On the left of the memorial gate in Bangladesh, a mural, made of burnt bricks, stands boldly, according Tamim. When eminent national artist Rafiqun Nabi entered the site for the first time he was pain-stricken trying to visualise the mass murders. It was then the idea of a mural struck him. Later, Nabi and colleague Muniruzzaman created the mural titled ‘Jibon Abinashwar’ (Life Immortal). “The mural depicts the mutilated bodies of numerous martyrs on the grave while the sun of liberation is shining on them. And Life Immortal means that the spirits of those dead bodies are still with us and they will never die,” Tamim quotes Nabi as explaining. To the right, where the two ends of the triangular walkways meet, stands the infamous pump house which served as the torture chamber. And inside is the 20-foot-deep water tank, now enclosed around the border with black tiles where the butchered body parts of men, women and children were dumped.

All over the world, Auschwitz has become a symbol of terror, genocide, and the Holocaust. Set up in 1940 by the Nazis, at first, Poles were imprisoned and died in the camp. Afterwards, Soviet prisoners of war, gypsies, and prisoners of other nationalities were also incarcerated there. Beginning in 1942, the camp became the site of the greatest mass murder in the history of humanity, which was committed against the European Jews as part of Hitler’s plan for the complete destruction of that people. The majority of the Jewish men, women and children deported to Auschwitz were sent to their deaths in the Birkenau gas chambers immediately after arrival. At the end of the war, in an effort to remove the traces of the crimes they had committed, the SS began dismantling and razing the gas chambers, crematoria, and other buildings, as well as burning documents. The founders of the party in power in Gujarat had glorified anti-Semitism as the way forward for India. Mercifully the Indian genius thwarted their attempts to seize power. But now the picture looks a lot more problematic.

Wouldn’t the proposed memorial become a divisive issue in the fractured polity of India, I asked Teesta? Or could her shrine to communal peace bring about a change of heart where it matters most: among the most vulnerable sections of the people who are most likely to and often do fall prey to fascist ideologies?

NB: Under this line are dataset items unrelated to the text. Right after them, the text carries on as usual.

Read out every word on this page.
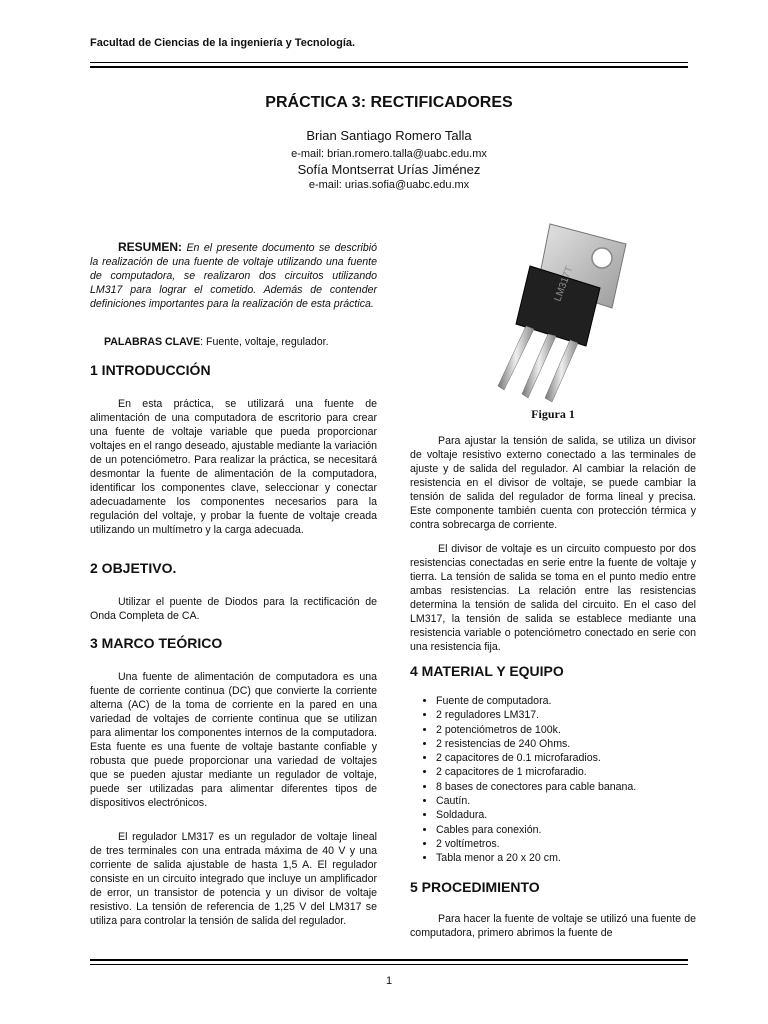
Facultad de Ciencias de la ingeniería y Tecnología.
PRÁCTICA 3: RECTIFICADORES
Brian Santiago Romero Talla
e-mail: brian.romero.talla@uabc.edu.mx
Sofía Montserrat Urías Jiménez
e-mail: urias.sofia@uabc.edu.mx

RESUMEN: En el presente documento se describió la realización de una fuente de voltaje utilizando una fuente de computadora, se realizaron dos circuitos utilizando LM317 para lograr el cometido. Además de contender definiciones importantes para la realización de esta práctica.

PALABRAS CLAVE: Fuente, voltaje, regulador.

1 INTRODUCCIÓN

En esta práctica, se utilizará una fuente de alimentación de una computadora de escritorio para crear una fuente de voltaje variable que pueda proporcionar voltajes en el rango deseado, ajustable mediante la variación de un potenciómetro. Para realizar la práctica, se necesitará desmontar la fuente de alimentación de la computadora, identificar los componentes clave, seleccionar y conectar adecuadamente los componentes necesarios para la regulación del voltaje, y probar la fuente de voltaje creada utilizando un multímetro y la carga adecuada.

2 OBJETIVO.

Utilizar el puente de Diodos para la rectificación de Onda Completa de CA.

3 MARCO TEÓRICO

Una fuente de alimentación de computadora es una fuente de corriente continua (DC) que convierte la corriente alterna (AC) de la toma de corriente en la pared en una variedad de voltajes de corriente continua que se utilizan para alimentar los componentes internos de la computadora. Esta fuente es una fuente de voltaje bastante confiable y robusta que puede proporcionar una variedad de voltajes que se pueden ajustar mediante un regulador de voltaje, puede ser utilizadas para alimentar diferentes tipos de dispositivos electrónicos.

El regulador LM317 es un regulador de voltaje lineal de tres terminales con una entrada máxima de 40 V y una corriente de salida ajustable de hasta 1,5 A. El regulador consiste en un circuito integrado que incluye un amplificador de error, un transistor de potencia y un divisor de voltaje resistivo. La tensión de referencia de 1,25 V del LM317 se utiliza para controlar la tensión de salida del regulador.

LM317T
Figura 1

Para ajustar la tensión de salida, se utiliza un divisor de voltaje resistivo externo conectado a las terminales de ajuste y de salida del regulador. Al cambiar la relación de resistencia en el divisor de voltaje, se puede cambiar la tensión de salida del regulador de forma lineal y precisa. Este componente también cuenta con protección térmica y contra sobrecarga de corriente.

El divisor de voltaje es un circuito compuesto por dos resistencias conectadas en serie entre la fuente de voltaje y tierra. La tensión de salida se toma en el punto medio entre ambas resistencias. La relación entre las resistencias determina la tensión de salida del circuito. En el caso del LM317, la tensión de salida se establece mediante una resistencia variable o potenciómetro conectado en serie con una resistencia fija.

4 MATERIAL Y EQUIPO
• Fuente de computadora.
• 2 reguladores LM317.
• 2 potenciómetros de 100k.
• 2 resistencias de 240 Ohms.
• 2 capacitores de 0.1 microfaradios.
• 2 capacitores de 1 microfaradio.
• 8 bases de conectores para cable banana.
• Cautín.
• Soldadura.
• Cables para conexión.
• 2 voltímetros.
• Tabla menor a 20 x 20 cm.
5 PROCEDIMIENTO

Para hacer la fuente de voltaje se utilizó una fuente de computadora, primero abrimos la fuente de

1
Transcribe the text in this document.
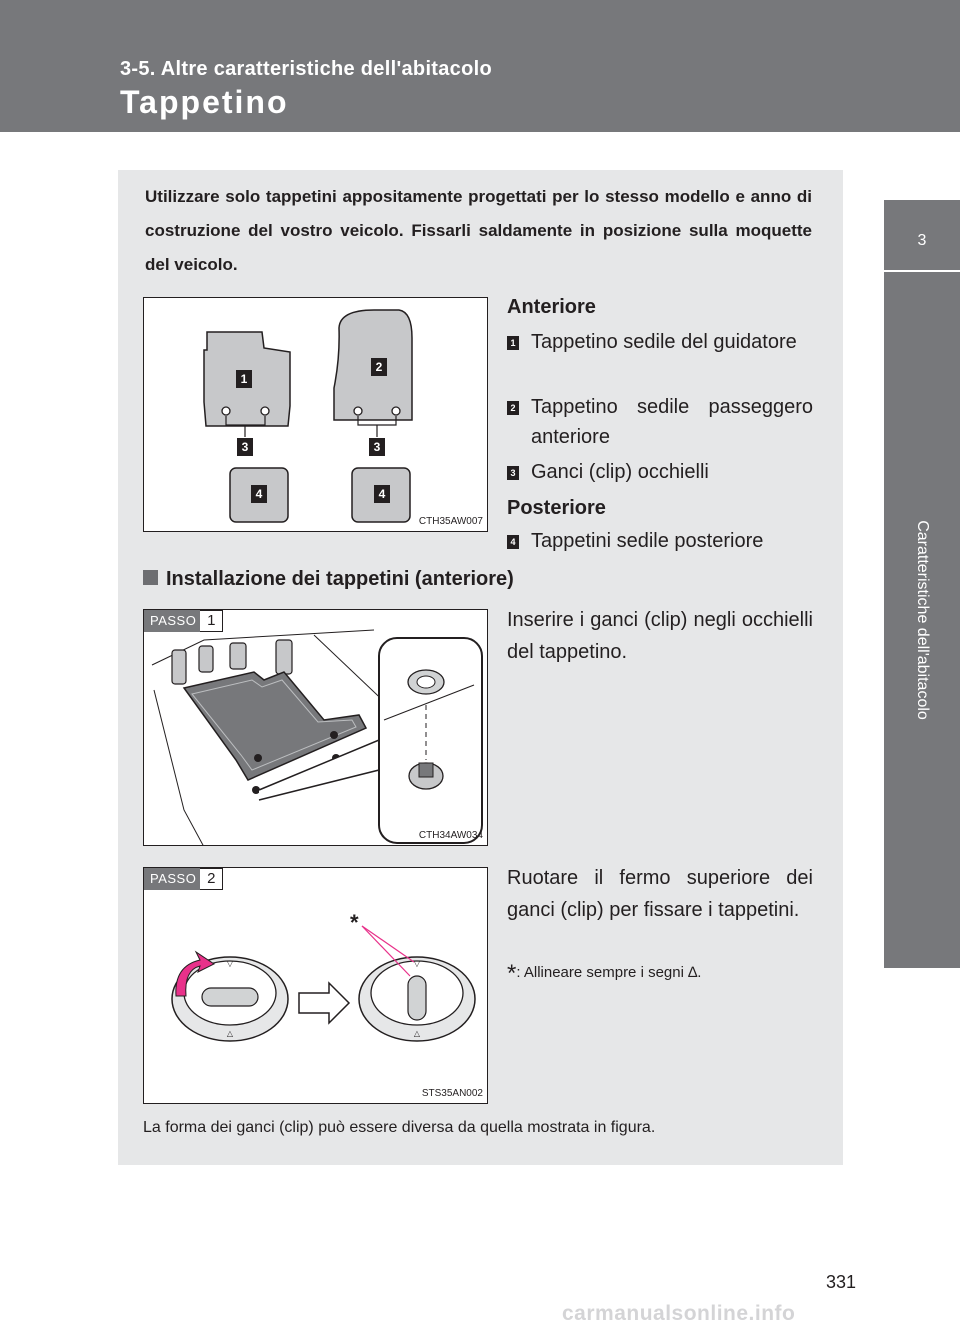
3-5. Altre caratteristiche dell'abitacolo

Tappetino

3
Caratteristiche dell'abitacolo

Utilizzare solo tappetini appositamente progettati per lo stesso modello e anno di costruzione del vostro veicolo. Fissarli saldamente in posizione sulla moquette del veicolo.

1
2
3	3
4	4
CTH35AW007

Anteriore

1 Tappetino sedile del guidatore
2 Tappetino sedile passeggero anteriore
3 Ganci (clip) occhielli

Posteriore

4 Tappetini sedile posteriore

Installazione dei tappetini (anteriore)

PASSO 1
CTH34AW034

Inserire i ganci (clip) negli occhielli del tappetino.

▽
△
▽
△
*
PASSO 2
STS35AN002

Ruotare il fermo superiore dei ganci (clip) per fissare i tappetini.

*: Allineare sempre i segni ∆.

La forma dei ganci (clip) può essere diversa da quella mostrata in figura.

331
carmanualsonline.info
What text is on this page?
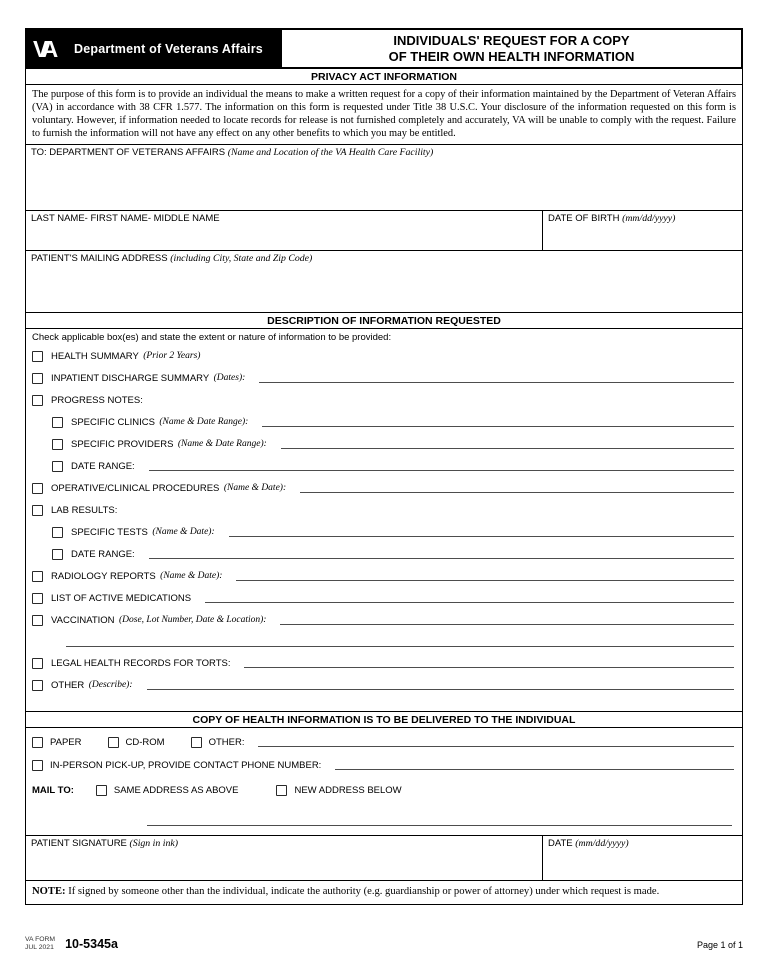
VA	Department of Veterans Affairs
INDIVIDUALS' REQUEST FOR A COPY
OF THEIR OWN HEALTH INFORMATION
PRIVACY ACT INFORMATION
The purpose of this form is to provide an individual the means to make a written request for a copy of their information maintained by the Department of Veteran Affairs (VA) in accordance with 38 CFR 1.577. The information on this form is requested under Title 38 U.S.C. Your disclosure of the information requested on this form is voluntary. However, if information needed to locate records for release is not furnished completely and accurately, VA will be unable to comply with the request. Failure to furnish the information will not have any effect on any other benefits to which you may be entitled.
TO: DEPARTMENT OF VETERANS AFFAIRS (Name and Location of the VA Health Care Facility)
LAST NAME- FIRST NAME- MIDDLE NAME	DATE OF BIRTH (mm/dd/yyyy)
PATIENT'S MAILING ADDRESS (including City, State and Zip Code)
DESCRIPTION OF INFORMATION REQUESTED
Check applicable box(es) and state the extent or nature of information to be provided:
HEALTH SUMMARY
(Prior 2 Years)
INPATIENT DISCHARGE SUMMARY
(Dates):
PROGRESS NOTES:
SPECIFIC CLINICS
(Name & Date Range):
SPECIFIC PROVIDERS
(Name & Date Range):
DATE RANGE:
OPERATIVE/CLINICAL PROCEDURES
(Name & Date):
LAB RESULTS:
SPECIFIC TESTS
(Name & Date):
DATE RANGE:
RADIOLOGY REPORTS
(Name & Date):
LIST OF ACTIVE MEDICATIONS
VACCINATION
(Dose, Lot Number, Date & Location):
LEGAL HEALTH RECORDS FOR TORTS:
OTHER
(Describe):
COPY OF HEALTH INFORMATION IS TO BE DELIVERED TO THE INDIVIDUAL
PAPER	CD-ROM	OTHER:
IN-PERSON PICK-UP, PROVIDE CONTACT PHONE NUMBER:
MAIL TO:	SAME ADDRESS AS ABOVE	NEW ADDRESS BELOW
PATIENT SIGNATURE (Sign in ink)	DATE (mm/dd/yyyy)
NOTE: If signed by someone other than the individual, indicate the authority (e.g. guardianship or power of attorney) under which request is made.
VA FORM
JUL 2021 10-5345a	Page 1 of 1
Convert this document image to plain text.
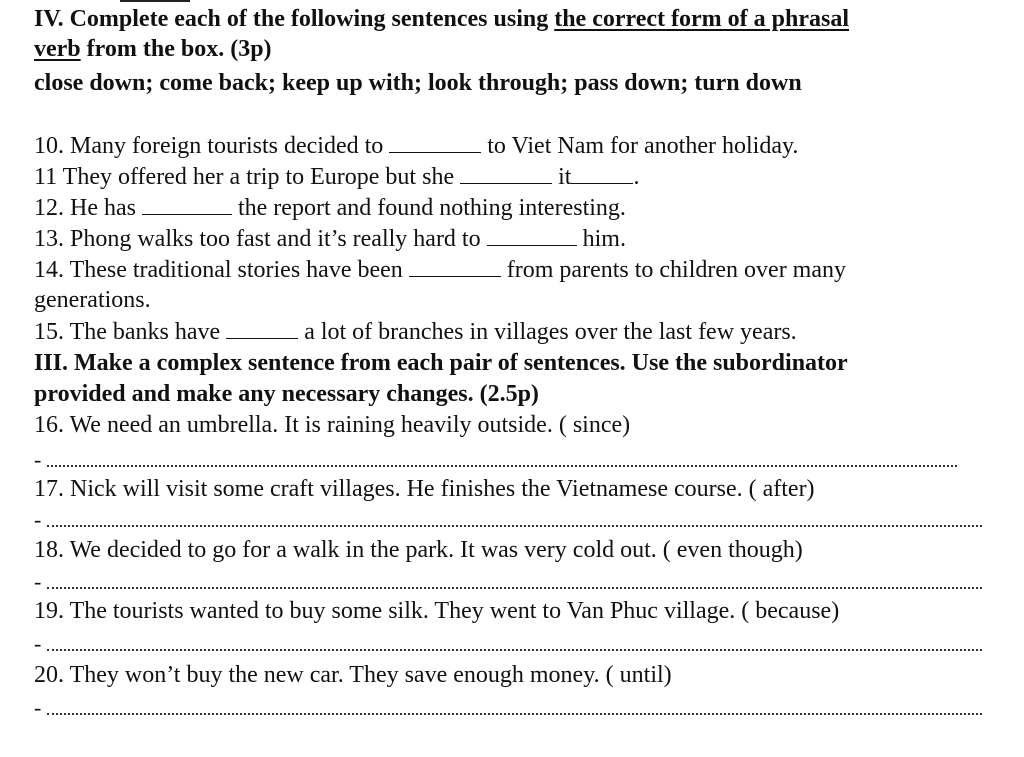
IV. Complete each of the following sentences using the correct form of a phrasal
verb from the box. (3p)
close down; come back; keep up with; look through; pass down; turn down
10. Many foreign tourists decided to	to Viet Nam for another holiday.
11 They offered her a trip to Europe but she	it	.
12. He has	the report and found nothing interesting.
13. Phong walks too fast and it’s really hard to	him.
14. These traditional stories have been	from parents to children over many
generations.
15. The banks have	a lot of branches in villages over the last few years.
III. Make a complex sentence from each pair of sentences. Use the subordinator
provided and make any necessary changes. (2.5p)
16. We need an umbrella. It is raining heavily outside. ( since)
-
17. Nick will visit some craft villages. He finishes the Vietnamese course. ( after)
-
18. We decided to go for a walk in the park. It was very cold out. ( even though)
-
19. The tourists wanted to buy some silk. They went to Van Phuc village. ( because)
-
20. They won’t buy the new car. They save enough money. ( until)
-
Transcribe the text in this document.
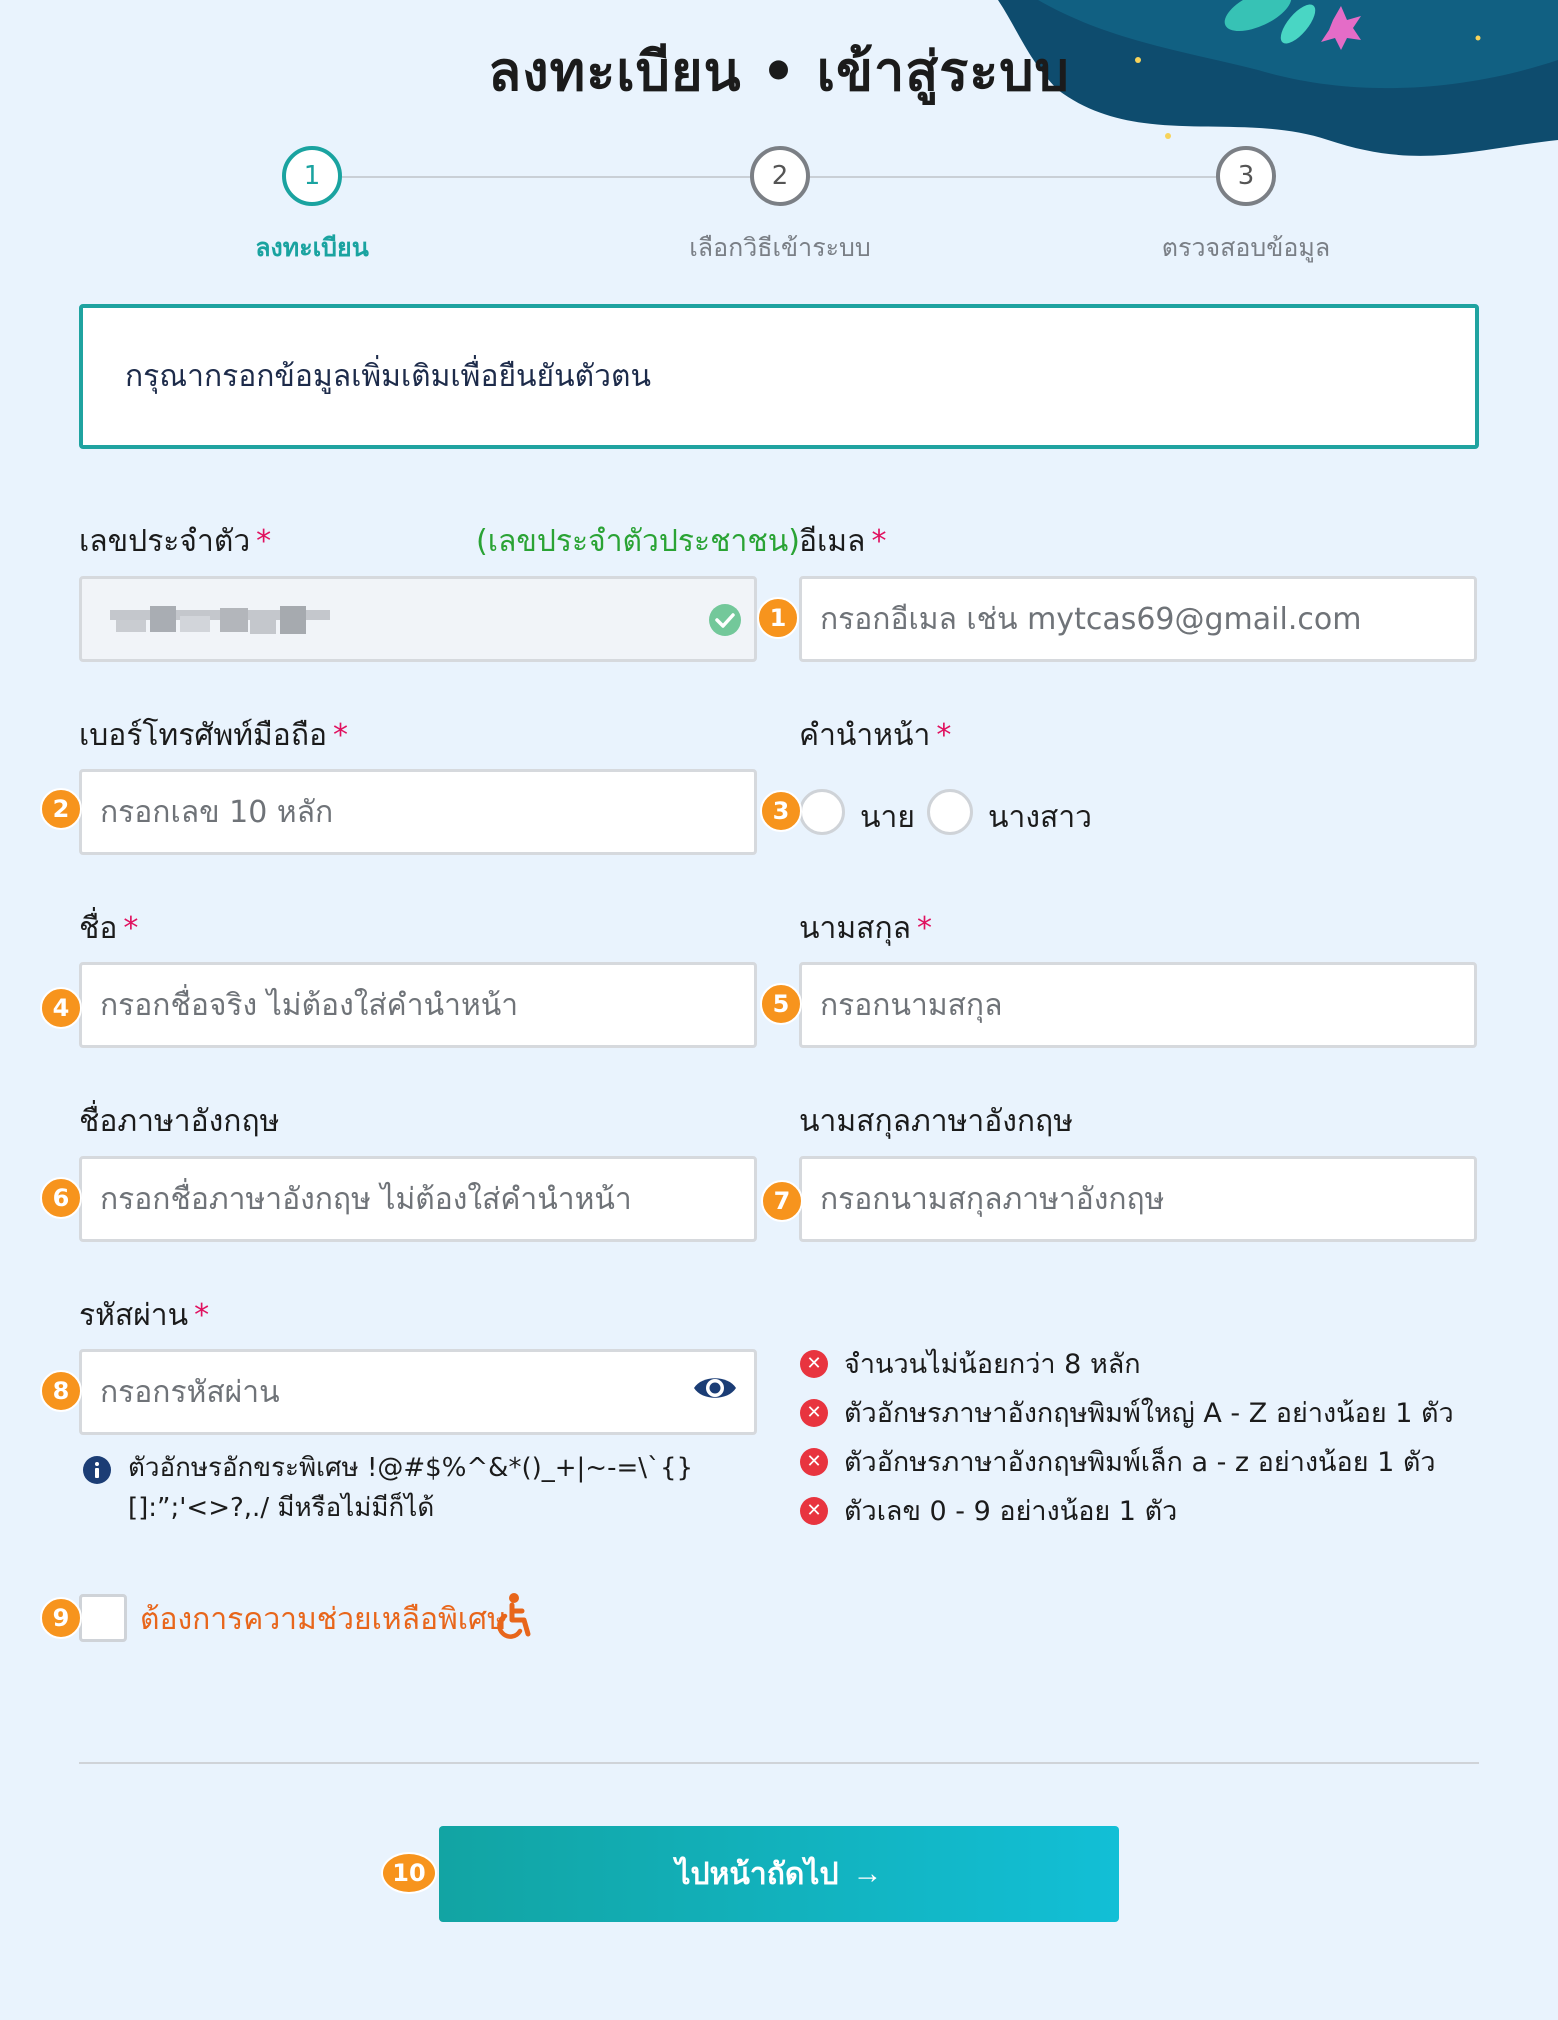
ลงทะเบียน • เข้าสู่ระบบ
1	2	3
ลงทะเบียน	เลือกวิธีเข้าระบบ	ตรวจสอบข้อมูล
กรุณากรอกข้อมูลเพิ่มเติมเพื่อยืนยันตัวตน
เลขประจำตัว *	(เลขประจำตัวประชาชน) อีเมล *
1	กรอกอีเมล เช่น mytcas69@gmail.com
เบอร์โทรศัพท์มือถือ *
2	กรอกเลข 10 หลัก
คำนำหน้า *
3	นาย นางสาว
ชื่อ *
4	กรอกชื่อจริง ไม่ต้องใส่คำนำหน้า
นามสกุล *
5	กรอกนามสกุล
ชื่อภาษาอังกฤษ
6	กรอกชื่อภาษาอังกฤษ ไม่ต้องใส่คำนำหน้า
นามสกุลภาษาอังกฤษ
7 กรอกนามสกุลภาษาอังกฤษ
รหัสผ่าน *
8	กรอกรหัสผ่าน
ตัวอักษรอักขระพิเศษ !@#$%^&*()_+|~-=\`{}
[]:”;'<>?,./ มีหรือไม่มีก็ได้
✕ จำนวนไม่น้อยกว่า 8 หลัก
✕ ตัวอักษรภาษาอังกฤษพิมพ์ใหญ่ A - Z อย่างน้อย 1 ตัว
✕ ตัวอักษรภาษาอังกฤษพิมพ์เล็ก a - z อย่างน้อย 1 ตัว
✕ ตัวเลข 0 - 9 อย่างน้อย 1 ตัว
9	ต้องการความช่วยเหลือพิเศษ
10	ไปหน้าถัดไป →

Teesta Setalvad is clear that there is no constituency for hate in her scheme of things. In fact the motto of her organisation and publication Communalism Combat is “Hate hurts, harmony works”.

Ms Setalvad’s appeal issued worldwide to Indians is direct and unambiguous. “We urge you to become part of this movement to create a memorial of resistance: a resistance to the politics of hatred and division, communal violence. Over two decades of involvement in the anti-communal struggle, the resistance of a system to give justice and reparation to victim survivors, the loss of their narratives and stories, the dissipated energies of the human rights defenders who work by their side,” says Teesta. All these factors have inspired this idea to develop a space that energises the victim survivors and the human rights defenders who stand with them. “A space for narratives. To develop the discourse of reparation. To create spaces for rehabilitation. To be a stark resistance to the politics of communal violence. India and the subcontinent need to look at this dark underbelly of past and present, in the eye. We invite you to be part of this endeavour and contribute towards making this memorial possible,” she says in the appeal on her website named after Sabrang Trust. Among the names of those seeking this help is that of Tanvir Jafri. He is the son of Ahsan Jafri, the former Member of Parliament and a leftist poet whose thin body of work is almost entirely dedicated to praise of secularism in India. He was cut to pieces and burnt by the fascist mob that attacked the Gulberg Colony.

I gave a photocopy of the small collection of the poems to a famous film lyricist and a few other friends to be translated for a wider audience to savour Jafri’s cultured Indianess. There is no news from any of them so far. If ever a translation does materialise, the book should be made a centrepiece at the memorial, if and when that becomes a reality. There’s not too much time though.